Da hob Fränzi das schmerzlich verträumte Haupt: »O geht nur. Ich will wachen, ihr aber, Kinder, müßt noch etwas ruhen!« Sie brachte die in einen bleiernen Schlummer gesunkene Vroni zur Ruhe.
Sie aber wachte.
Der Morgen war empfindlich kühl, der Himmel rein, die Felsen der Krone standen wie die Mauern eines Münsters, ihre Firnen funkelten wie frischgegossenes Silber, im Thal hing der Tau an Baum und Strauch. Ueber den Stutz herauf erklang das Glöcklein der Lieben Frau an der Brücke.

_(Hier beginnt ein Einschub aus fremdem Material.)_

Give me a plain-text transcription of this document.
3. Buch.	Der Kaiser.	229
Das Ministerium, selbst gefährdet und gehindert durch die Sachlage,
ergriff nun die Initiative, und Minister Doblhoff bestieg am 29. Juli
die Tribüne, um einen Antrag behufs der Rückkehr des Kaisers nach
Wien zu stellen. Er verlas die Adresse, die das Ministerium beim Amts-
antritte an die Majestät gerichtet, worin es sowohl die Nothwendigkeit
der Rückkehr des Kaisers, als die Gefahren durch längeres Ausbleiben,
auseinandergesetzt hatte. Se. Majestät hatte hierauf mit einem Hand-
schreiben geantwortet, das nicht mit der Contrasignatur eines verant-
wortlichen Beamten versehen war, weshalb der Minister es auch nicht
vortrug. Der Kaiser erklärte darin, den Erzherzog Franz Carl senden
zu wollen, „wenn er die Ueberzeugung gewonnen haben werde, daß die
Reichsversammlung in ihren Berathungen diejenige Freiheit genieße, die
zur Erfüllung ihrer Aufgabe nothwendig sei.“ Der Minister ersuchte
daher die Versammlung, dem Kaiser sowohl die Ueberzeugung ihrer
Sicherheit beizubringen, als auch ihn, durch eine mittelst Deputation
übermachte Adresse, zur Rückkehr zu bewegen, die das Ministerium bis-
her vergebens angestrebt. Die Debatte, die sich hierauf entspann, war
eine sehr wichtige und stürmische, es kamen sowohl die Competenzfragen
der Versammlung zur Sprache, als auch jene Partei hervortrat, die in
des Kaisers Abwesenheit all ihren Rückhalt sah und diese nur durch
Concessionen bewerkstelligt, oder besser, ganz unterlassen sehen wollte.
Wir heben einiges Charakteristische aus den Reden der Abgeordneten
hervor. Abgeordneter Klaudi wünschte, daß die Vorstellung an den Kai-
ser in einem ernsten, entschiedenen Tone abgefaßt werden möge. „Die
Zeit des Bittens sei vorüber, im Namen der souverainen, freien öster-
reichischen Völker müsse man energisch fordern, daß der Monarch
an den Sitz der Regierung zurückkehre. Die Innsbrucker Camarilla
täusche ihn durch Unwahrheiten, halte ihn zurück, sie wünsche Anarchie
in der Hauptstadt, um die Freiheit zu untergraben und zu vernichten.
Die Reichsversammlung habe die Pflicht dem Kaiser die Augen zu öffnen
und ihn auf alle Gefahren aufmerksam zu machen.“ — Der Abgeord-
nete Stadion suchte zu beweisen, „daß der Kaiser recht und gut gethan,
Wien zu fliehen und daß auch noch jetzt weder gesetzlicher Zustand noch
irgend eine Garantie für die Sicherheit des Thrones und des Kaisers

Die Windungen des Stutzes hinab bewegt sich die Wallfahrt. Die alte Kirchenfahne, auf der St. Peter mit dem Schlüssel etwas ungeschickt hingemalt ist, knistert leise. Der Mesner führt sie. Die weißen kurzen Ueberhemden der paar Kreuzträger schimmern. Unter einem vom Alter gelblich angelaufenen Himmel, der sich mit dem stahlblauen Firmament nicht messen kann, und beim Zug über den Stutz hinunter manchmal bedenklich schief zu stehen kommt, schreitet der Pfarrer. Er trägt das Barett und ein langes Chorhemd, er schwingt den Rosenkranz und betet der Gemeinde mit lauter Stimme vor. Die vier Stangen des Thronhimmels werden vom Presi und drei Gemeinderäten gehalten, denn wenn jener schon ein verdächtiger Sohn der Kirche ist, erfüllt er aus Klugheit alles treulich, was sie nach Sitte und Brauch von ihm fordert. Hinter dem Thronhimmel trippelt die Jugend mit hellen Stimmen, unter ihr Josi, Vroni, Eusebi und die zierliche Binia, die mit ihren dunklen Augen verfahren in die Welt blickt, dann die Frauen und Männer.
So geht die Wallfahrt immer, wenn ein Mann an die Weißen Bretter steigen muß.
Wie die Teilnehmer die Felsen sehen können, spähen alle einen Augenblick dort hinauf, aber an den hellschimmernden Wänden ist noch nichts weiter zu entdecken, als daß die Kännel fehlen. Das Wasser der Glotter hat sich durch die schauerlichen Eistrümmer gefressen, die in der Schlucht liegen, und einzelne der niedergefegten Kännel ragen aus ihnen hervor.
Die Prozession zieht am Schmelzwerk vorbei über die Brücke zur Kapelle und kniet vor ihr nieder, aber die Gebete rauschen nicht so heiß wie gestern um die Dorfkirche. Es handelt sich heute nicht um den eigenen Mann, sondern um Wildheuer Seppi Blatter. Gewiß ist die Fürbitte für ihn heilige Pflicht, aber bis sein Werk gethan ist, bis das Glöcklein aufhört zu bimmeln und zu mahnen, kann man den Himmel noch genug anrufen.
Die Männer gehen oder schleichen sich hinweg und zurück gegen den Stutz, die Knaben folgen dem Beispiel, nach einiger Zeit besteht die Gruppe der Betenden vor der Kapelle nur noch aus einem Häufchen Weiber, die um Fränzi knieen, die Neugierigen aber sammeln sich im Teufelsgarten, oder etwas höher am Schmelzberg, und starren an die Weißen Bretter hinauf.
Der Presi trägt eine rote Fahne, seitwärts von den Weißen Brettern schimmert auch eine solche, eine dritte vermag man auf der mittleren Spitze der Felsen zu erkennen.
»Der Garde hält sie!« Josi, der, die Hände in den Hosensäcken geballt, unter den Männern steht, hat Zutrauen zu ihm.